Regulation of actin assembly by the WAVE complex
Background
Regulation of the actin cytoskeleton is crucial for cell morphology and motility during development, health and disease. In motile cells, actin assembly occurs largely by nucleation of new actin filaments on the sides of existing filaments to generate branched filament networks that push and deform the plasma membrane, causing protrusion of the leading edge. The Arp2/3 complex is a key factor mediating nucleation and branching of filaments, and it is regulated by nucleation promoting factors such as WASP, N-WASP and WAVE proteins. Upstream signals, initiated by ligands binding to growth factor or chemoattractant receptors, recruit nucleation promoting factors to the plasma membrane, where they stimulate actin nucleation by the Arp2/3 compex.

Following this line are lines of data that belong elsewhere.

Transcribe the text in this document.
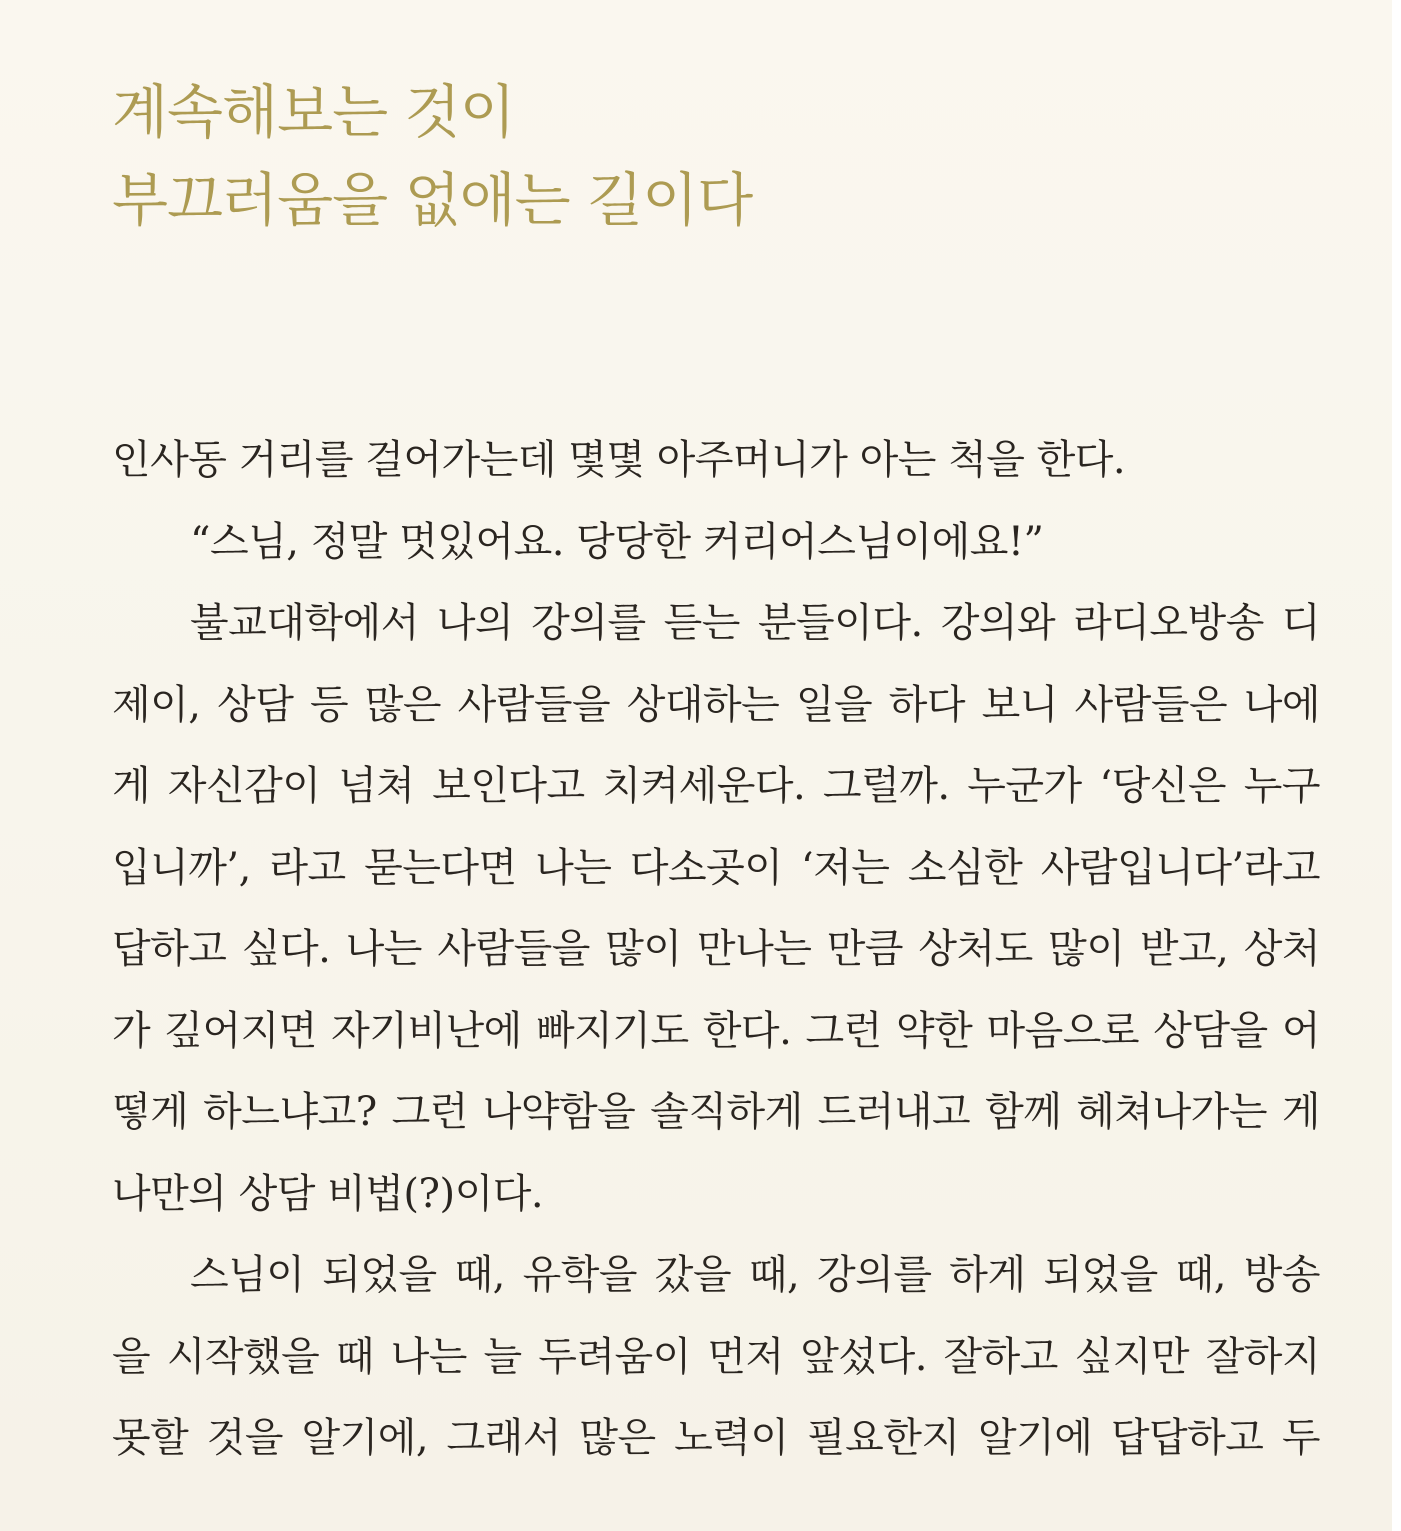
계속해보는 것이
부끄러움을 없애는 길이다
인사동 거리를 걸어가는데 몇몇 아주머니가 아는 척을 한다.
“스님, 정말 멋있어요. 당당한 커리어스님이에요!”
불교대학에서 나의 강의를 듣는 분들이다. 강의와 라디오방송 디
제이, 상담 등 많은 사람들을 상대하는 일을 하다 보니 사람들은 나에
게 자신감이 넘쳐 보인다고 치켜세운다. 그럴까. 누군가 ‘당신은 누구
입니까’, 라고 묻는다면 나는 다소곳이 ‘저는 소심한 사람입니다’라고
답하고 싶다. 나는 사람들을 많이 만나는 만큼 상처도 많이 받고, 상처
가 깊어지면 자기비난에 빠지기도 한다. 그런 약한 마음으로 상담을 어
떻게 하느냐고? 그런 나약함을 솔직하게 드러내고 함께 헤쳐나가는 게
나만의 상담 비법(?)이다.
스님이 되었을 때, 유학을 갔을 때, 강의를 하게 되었을 때, 방송
을 시작했을 때 나는 늘 두려움이 먼저 앞섰다. 잘하고 싶지만 잘하지
못할 것을 알기에, 그래서 많은 노력이 필요한지 알기에 답답하고 두
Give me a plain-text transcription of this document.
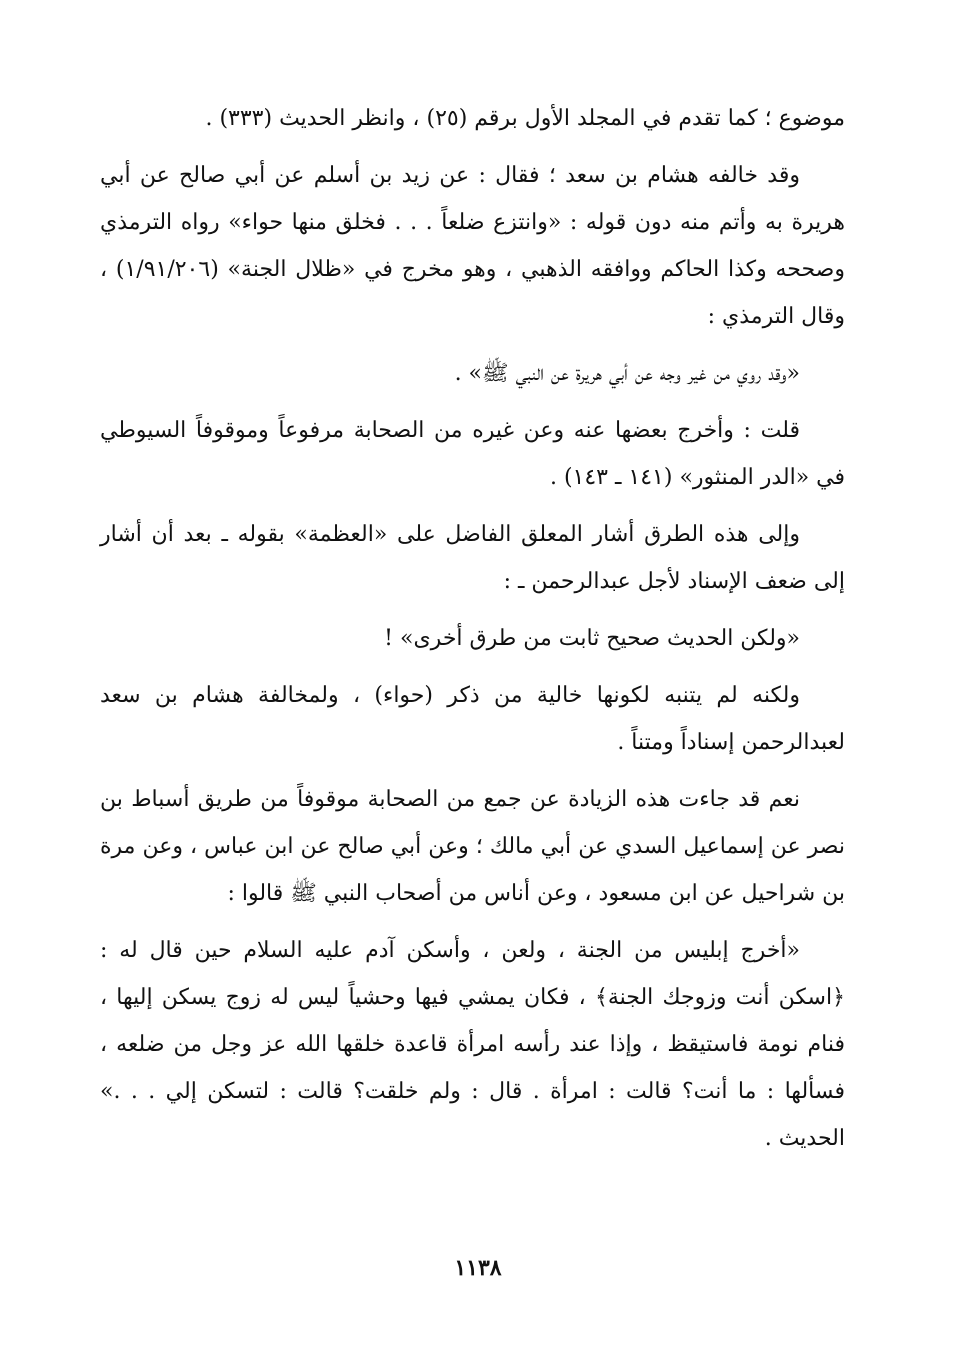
موضوع ؛ كما تقدم في المجلد الأول برقم (٢٥) ، وانظر الحديث (٣٣٣) .

وقد خالفه هشام بن سعد ؛ فقال : عن زيد بن أسلم عن أبي صالح عن أبي هريرة به وأتم منه دون قوله : «وانتزع ضلعاً . . . فخلق منها حواء» رواه الترمذي وصححه وكذا الحاكم ووافقه الذهبي ، وهو مخرج في «ظلال الجنة» (١/٩١/٢٠٦) ، وقال الترمذي :

«وقد روي من غير وجه عن أبي هريرة عن النبي ﷺ» .

قلت : وأخرج بعضها عنه وعن غيره من الصحابة مرفوعاً وموقوفاً السيوطي في «الدر المنثور» (١٤١ ـ ١٤٣) .

وإلى هذه الطرق أشار المعلق الفاضل على «العظمة» بقوله ـ بعد أن أشار إلى ضعف الإسناد لأجل عبدالرحمن ـ :

«ولكن الحديث صحيح ثابت من طرق أخرى» !

ولكنه لم يتنبه لكونها خالية من ذكر (حواء) ، ولمخالفة هشام بن سعد لعبدالرحمن إسناداً ومتناً .

نعم قد جاءت هذه الزيادة عن جمع من الصحابة موقوفاً من طريق أسباط بن نصر عن إسماعيل السدي عن أبي مالك ؛ وعن أبي صالح عن ابن عباس ، وعن مرة بن شراحيل عن ابن مسعود ، وعن أناس من أصحاب النبي ﷺ قالوا :

«أخرج إبليس من الجنة ، ولعن ، وأسكن آدم عليه السلام حين قال له : ﴿اسكن أنت وزوجك الجنة﴾ ، فكان يمشي فيها وحشياً ليس له زوج يسكن إليها ، فنام نومة فاستيقظ ، وإذا عند رأسه امرأة قاعدة خلقها الله عز وجل من ضلعه ، فسألها : ما أنت؟ قالت : امرأة . قال : ولم خلقت؟ قالت : لتسكن إلي . . .» الحديث .

١١٣٨
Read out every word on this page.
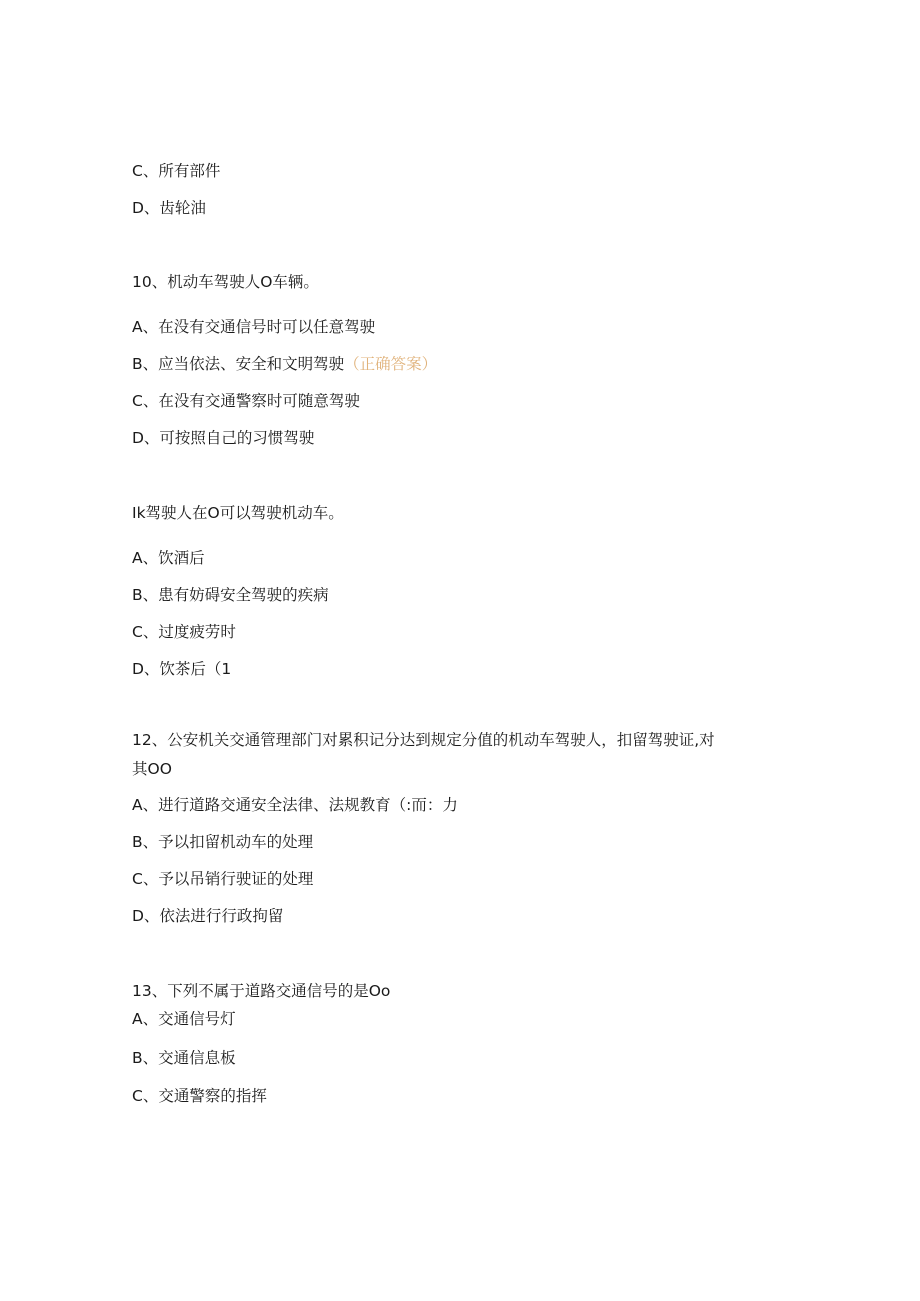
C、所有部件
D、齿轮油
10、机动车驾驶人O车辆。
A、在没有交通信号时可以任意驾驶
B、应当依法、安全和文明驾驶（正确答案）
C、在没有交通警察时可随意驾驶
D、可按照自己的习惯驾驶
Ik驾驶人在O可以驾驶机动车。
A、饮酒后
B、患有妨碍安全驾驶的疾病
C、过度疲劳时
D、饮茶后（1
12、公安机关交通管理部门对累积记分达到规定分值的机动车驾驶人，扣留驾驶证,对
其OO
A、进行道路交通安全法律、法规教育（:而：力
B、予以扣留机动车的处理
C、予以吊销行驶证的处理
D、依法进行行政拘留
13、下列不属于道路交通信号的是Oo
A、交通信号灯
B、交通信息板
C、交通警察的指挥
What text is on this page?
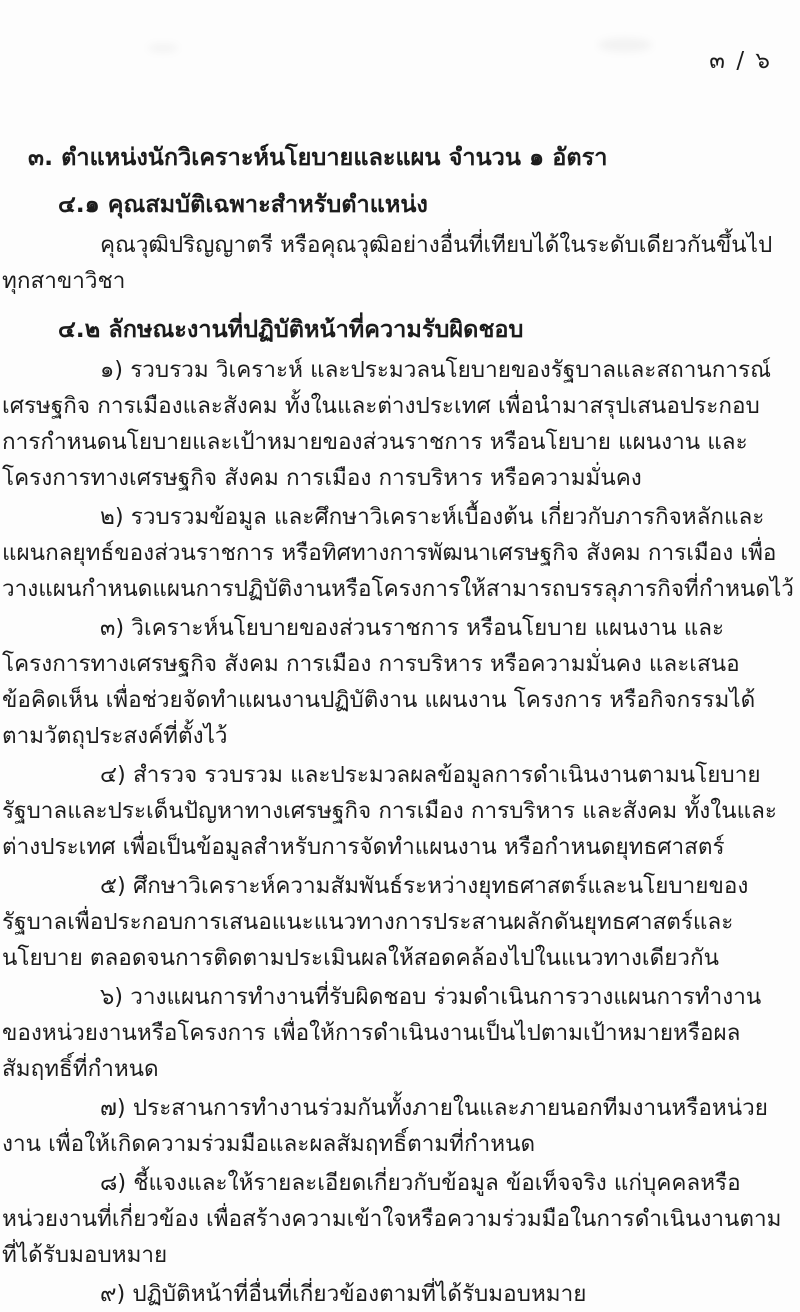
๓ / ๖
๓. ตำแหน่งนักวิเคราะห์นโยบายและแผน จำนวน ๑ อัตรา
๔.๑ คุณสมบัติเฉพาะสำหรับตำแหน่ง

คุณวุฒิปริญญาตรี หรือคุณวุฒิอย่างอื่นที่เทียบได้ในระดับเดียวกันขึ้นไป ทุกสาขาวิชา

๔.๒ ลักษณะงานที่ปฏิบัติหน้าที่ความรับผิดชอบ

๑) รวบรวม วิเคราะห์ และประมวลนโยบายของรัฐบาลและสถานการณ์เศรษฐกิจ การเมืองและสังคม ทั้งในและต่างประเทศ เพื่อนำมาสรุปเสนอประกอบการกำหนดนโยบายและเป้าหมายของส่วนราชการ หรือนโยบาย แผนงาน และโครงการทางเศรษฐกิจ สังคม การเมือง การบริหาร หรือความมั่นคง

๒) รวบรวมข้อมูล และศึกษาวิเคราะห์เบื้องต้น เกี่ยวกับภารกิจหลักและแผนกลยุทธ์ของส่วนราชการ หรือทิศทางการพัฒนาเศรษฐกิจ สังคม การเมือง เพื่อวางแผนกำหนดแผนการปฏิบัติงานหรือโครงการให้สามารถบรรลุภารกิจที่กำหนดไว้

๓) วิเคราะห์นโยบายของส่วนราชการ หรือนโยบาย แผนงาน และโครงการทางเศรษฐกิจ สังคม การเมือง การบริหาร หรือความมั่นคง และเสนอข้อคิดเห็น เพื่อช่วยจัดทำแผนงานปฏิบัติงาน แผนงาน โครงการ หรือกิจกรรมได้ตามวัตถุประสงค์ที่ตั้งไว้

๔) สำรวจ รวบรวม และประมวลผลข้อมูลการดำเนินงานตามนโยบายรัฐบาลและประเด็นปัญหาทางเศรษฐกิจ การเมือง การบริหาร และสังคม ทั้งในและต่างประเทศ เพื่อเป็นข้อมูลสำหรับการจัดทำแผนงาน หรือกำหนดยุทธศาสตร์

๕) ศึกษาวิเคราะห์ความสัมพันธ์ระหว่างยุทธศาสตร์และนโยบายของรัฐบาลเพื่อประกอบการเสนอแนะแนวทางการประสานผลักดันยุทธศาสตร์และนโยบาย ตลอดจนการติดตามประเมินผลให้สอดคล้องไปในแนวทางเดียวกัน

๖) วางแผนการทำงานที่รับผิดชอบ ร่วมดำเนินการวางแผนการทำงานของหน่วยงานหรือโครงการ เพื่อให้การดำเนินงานเป็นไปตามเป้าหมายหรือผลสัมฤทธิ์ที่กำหนด

๗) ประสานการทำงานร่วมกันทั้งภายในและภายนอกทีมงานหรือหน่วยงาน เพื่อให้เกิดความร่วมมือและผลสัมฤทธิ์ตามที่กำหนด

๘) ชี้แจงและให้รายละเอียดเกี่ยวกับข้อมูล ข้อเท็จจริง แก่บุคคลหรือหน่วยงานที่เกี่ยวข้อง เพื่อสร้างความเข้าใจหรือความร่วมมือในการดำเนินงานตามที่ได้รับมอบหมาย

๙) ปฏิบัติหน้าที่อื่นที่เกี่ยวข้องตามที่ได้รับมอบหมาย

Prior Actin Research in the Lab
In the past few years, the lab has been studying the mechanisms whereby N-WASP and WAVE integrate upstream signals and stimulate the activity of the Arp2/3 complex. Important breakthroughs were made in understanding the regulation of N-WASP by the small GTPase Cdc42, phosphoinositides such as PIP2, and the PCH family protein TOCA-1. The crucial discovery that WAVE proteins form large heteropentameric complexes also opened up new possibilities for understanding their regulation. However, how these complexes regulate WAVE function is still poorly defined.
My Current Research
I am using primarily biochemical approaches in experimental systems ranging from Xenopus egg and leukocyte extracts to in vitro actin assembly reactions with defined components to study the mechanisms regulating WAVE complex activity.